One weekend my brother and I stayed at my grandparent's house and I brought along my new popsicle stuff.  I couldn't wait to turn myself into a frozen dessert chef.  I froze everything I could get my hands on, including watermelon chunks with lemonade, small pieces of Hershey's Kisses inside orange juice, and I can tell you from experience never to try to freeze carbonated drinks.  The inside of their poor freezer was covered in drops of frozen root bear and Dr.

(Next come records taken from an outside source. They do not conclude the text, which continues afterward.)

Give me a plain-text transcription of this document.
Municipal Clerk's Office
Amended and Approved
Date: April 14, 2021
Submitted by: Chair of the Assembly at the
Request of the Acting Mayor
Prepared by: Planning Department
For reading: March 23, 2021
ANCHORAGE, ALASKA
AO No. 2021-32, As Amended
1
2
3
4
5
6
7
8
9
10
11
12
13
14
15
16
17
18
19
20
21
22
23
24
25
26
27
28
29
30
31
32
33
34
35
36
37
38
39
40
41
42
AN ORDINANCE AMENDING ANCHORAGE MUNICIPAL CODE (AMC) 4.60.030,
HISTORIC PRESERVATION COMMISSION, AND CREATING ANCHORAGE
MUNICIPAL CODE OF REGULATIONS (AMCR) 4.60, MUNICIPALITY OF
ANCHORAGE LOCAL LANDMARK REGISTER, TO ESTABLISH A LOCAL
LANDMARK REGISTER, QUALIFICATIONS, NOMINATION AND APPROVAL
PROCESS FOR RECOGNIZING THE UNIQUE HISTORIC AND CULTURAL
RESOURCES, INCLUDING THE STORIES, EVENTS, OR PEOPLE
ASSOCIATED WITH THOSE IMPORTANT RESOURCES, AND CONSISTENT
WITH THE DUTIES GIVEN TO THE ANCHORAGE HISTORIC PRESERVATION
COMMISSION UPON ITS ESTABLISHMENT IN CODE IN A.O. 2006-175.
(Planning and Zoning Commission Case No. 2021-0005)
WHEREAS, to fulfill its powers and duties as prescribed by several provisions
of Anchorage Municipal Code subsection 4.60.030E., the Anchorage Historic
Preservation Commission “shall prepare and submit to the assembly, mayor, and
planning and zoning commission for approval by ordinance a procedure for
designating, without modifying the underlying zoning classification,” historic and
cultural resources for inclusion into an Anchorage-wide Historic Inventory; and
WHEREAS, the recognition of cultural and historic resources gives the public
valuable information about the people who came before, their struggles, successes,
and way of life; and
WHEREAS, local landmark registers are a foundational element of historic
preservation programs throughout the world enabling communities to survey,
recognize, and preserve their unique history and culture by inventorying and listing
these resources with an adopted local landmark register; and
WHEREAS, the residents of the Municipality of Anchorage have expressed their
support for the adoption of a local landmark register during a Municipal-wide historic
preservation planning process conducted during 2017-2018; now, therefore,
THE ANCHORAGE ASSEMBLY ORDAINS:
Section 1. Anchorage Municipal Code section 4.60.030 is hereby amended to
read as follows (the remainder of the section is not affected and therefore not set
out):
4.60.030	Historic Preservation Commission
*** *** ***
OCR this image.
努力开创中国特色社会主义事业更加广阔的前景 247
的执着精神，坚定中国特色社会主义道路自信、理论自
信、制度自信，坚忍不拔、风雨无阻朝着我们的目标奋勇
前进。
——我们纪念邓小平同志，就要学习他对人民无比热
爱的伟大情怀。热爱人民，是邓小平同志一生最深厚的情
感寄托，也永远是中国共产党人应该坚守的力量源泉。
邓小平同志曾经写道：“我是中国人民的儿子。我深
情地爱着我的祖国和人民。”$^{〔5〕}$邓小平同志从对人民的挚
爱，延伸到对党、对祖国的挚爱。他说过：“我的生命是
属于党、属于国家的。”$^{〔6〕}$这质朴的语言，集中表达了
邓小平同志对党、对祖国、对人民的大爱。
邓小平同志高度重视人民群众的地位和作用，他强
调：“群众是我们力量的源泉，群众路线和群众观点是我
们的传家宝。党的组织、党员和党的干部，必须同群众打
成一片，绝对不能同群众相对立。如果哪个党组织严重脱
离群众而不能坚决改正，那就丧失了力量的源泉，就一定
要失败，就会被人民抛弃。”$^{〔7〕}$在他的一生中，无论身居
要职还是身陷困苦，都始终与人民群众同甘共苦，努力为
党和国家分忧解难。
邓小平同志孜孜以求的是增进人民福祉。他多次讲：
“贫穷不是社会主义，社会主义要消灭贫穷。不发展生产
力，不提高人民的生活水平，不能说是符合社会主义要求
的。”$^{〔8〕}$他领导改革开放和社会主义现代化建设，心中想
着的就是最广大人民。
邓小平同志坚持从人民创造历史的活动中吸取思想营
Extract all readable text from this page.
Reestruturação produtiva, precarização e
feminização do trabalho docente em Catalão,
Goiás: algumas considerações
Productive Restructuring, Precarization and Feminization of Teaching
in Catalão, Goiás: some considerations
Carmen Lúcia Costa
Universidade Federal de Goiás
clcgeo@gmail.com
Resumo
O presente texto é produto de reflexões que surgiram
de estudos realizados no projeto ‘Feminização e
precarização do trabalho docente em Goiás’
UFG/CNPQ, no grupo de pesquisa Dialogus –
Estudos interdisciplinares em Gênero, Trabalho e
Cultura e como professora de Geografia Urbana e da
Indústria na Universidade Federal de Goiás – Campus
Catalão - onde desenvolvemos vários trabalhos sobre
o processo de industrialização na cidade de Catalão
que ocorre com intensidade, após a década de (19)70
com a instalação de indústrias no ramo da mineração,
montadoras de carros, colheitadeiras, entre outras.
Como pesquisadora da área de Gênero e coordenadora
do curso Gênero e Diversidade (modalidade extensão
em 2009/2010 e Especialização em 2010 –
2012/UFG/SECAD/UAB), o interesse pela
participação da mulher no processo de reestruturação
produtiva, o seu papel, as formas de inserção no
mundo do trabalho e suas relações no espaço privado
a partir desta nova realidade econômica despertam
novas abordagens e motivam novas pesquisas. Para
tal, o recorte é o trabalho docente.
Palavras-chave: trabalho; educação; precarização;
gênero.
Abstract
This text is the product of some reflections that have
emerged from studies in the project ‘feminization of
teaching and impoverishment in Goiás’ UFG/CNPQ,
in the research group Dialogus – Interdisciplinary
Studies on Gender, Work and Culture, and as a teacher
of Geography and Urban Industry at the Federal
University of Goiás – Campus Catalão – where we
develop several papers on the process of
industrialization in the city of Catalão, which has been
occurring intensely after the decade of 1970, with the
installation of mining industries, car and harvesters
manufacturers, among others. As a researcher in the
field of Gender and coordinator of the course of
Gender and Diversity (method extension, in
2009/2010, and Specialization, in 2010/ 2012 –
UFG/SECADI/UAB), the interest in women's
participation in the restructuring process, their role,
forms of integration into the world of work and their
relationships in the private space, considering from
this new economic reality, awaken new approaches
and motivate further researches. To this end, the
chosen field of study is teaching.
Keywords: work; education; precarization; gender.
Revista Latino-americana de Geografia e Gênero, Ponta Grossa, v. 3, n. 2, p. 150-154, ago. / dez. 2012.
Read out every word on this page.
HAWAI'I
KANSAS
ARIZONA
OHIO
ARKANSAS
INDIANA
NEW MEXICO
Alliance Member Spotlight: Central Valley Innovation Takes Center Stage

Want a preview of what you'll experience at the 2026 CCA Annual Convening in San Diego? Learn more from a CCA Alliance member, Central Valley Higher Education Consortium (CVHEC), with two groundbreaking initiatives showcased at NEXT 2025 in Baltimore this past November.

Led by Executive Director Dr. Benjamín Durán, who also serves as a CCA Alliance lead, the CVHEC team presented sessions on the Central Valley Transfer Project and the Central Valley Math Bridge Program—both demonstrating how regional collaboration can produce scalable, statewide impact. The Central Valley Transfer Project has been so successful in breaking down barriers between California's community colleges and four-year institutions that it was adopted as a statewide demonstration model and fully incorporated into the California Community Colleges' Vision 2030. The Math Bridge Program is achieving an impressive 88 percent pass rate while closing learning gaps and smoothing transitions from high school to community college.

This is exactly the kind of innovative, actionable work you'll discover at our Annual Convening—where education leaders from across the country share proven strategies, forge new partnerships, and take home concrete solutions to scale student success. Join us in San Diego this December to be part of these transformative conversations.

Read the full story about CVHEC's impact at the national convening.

Pepper.  I never cleaned the thing, either.

Grandpa stopped freaking out about the mess when he found out I got the popsicle stuff because I paid attention in church.  He didn't care that his kitchen was a mess if it meant that I was becoming a good Mormon girl.  Grandma cleaned it all anyway, it's not like my grandpa had to lift a finger...

Another thing about staying at Grandpa and Grandma's was that my mother, an absolute saint, would often let me "forget" my Sunday clothes.  He only made me go a couple times.  I had to wear my cousins dress a couple times... and I would like to add that she is five years younger than me.  Yeah... if little kids were able to make the Worst Dressed List, I would have made the cut.

The girls in my Grandpa's ward were rotten.  They certainly knew that I was the outsider and they quickly shunned me when they realized I didn't carry my own scriptures (complete with Molly-Mormon frilly-flowered scripture cozy).  They were little snots.  We assembled for testimony meeting after my super-fun class and their mothers would thank the Lord Himself for their sweet children.  The girls would also take their turn on the microphone giving the standard: 

"IwouldliketobearmytestimonyIknowthechurchistrueIknowJosephSmithwasatrueprophet..." How lovely, even as a kid I would see the hypocritical crap.

I know most of the teachers really tried.  It's hard as hell to get a group of little kids to listen to stories about translations and scary stuff like Holy Ghosts.  It doesn't help any that they tell you that God knows every little thing they do... even when you didn't pay tithing on the five bucks your Grandma and Grandpa left for you in your birthday card.  Cheat on a test?  Yeah, you will burn Hell, kid.  That aint Freddy Kreuger in your dreams... that's the "CREATOR!"

As hard as it is to get through to kids this age, it's done.  It happened to me.  I "knew" Joseph Smith was a "true" prophet before I even truly understood what it meant to be a prophet.  I knew that challenging anyone over it would result in bad things.

Yes, my internet friends, imagine again the Molly-Mormon looking at you with her eyes open wide with her frilly white-laced dress staring at you..

"It would result in baaaaad things."

Excuse me, Sister Young? You have... um... ya know... somethin'... right... nevermind.  Sometimes staring at lipstick covered teeth is more entertaining than getting brainwashed... right?

I "knew" that Jesus wanted me for a Sunbeam, and I "knew" I was a child of God.  Not because I actually felt it in my heart, or believed it in my soul.  Only because everyone I knew told me so.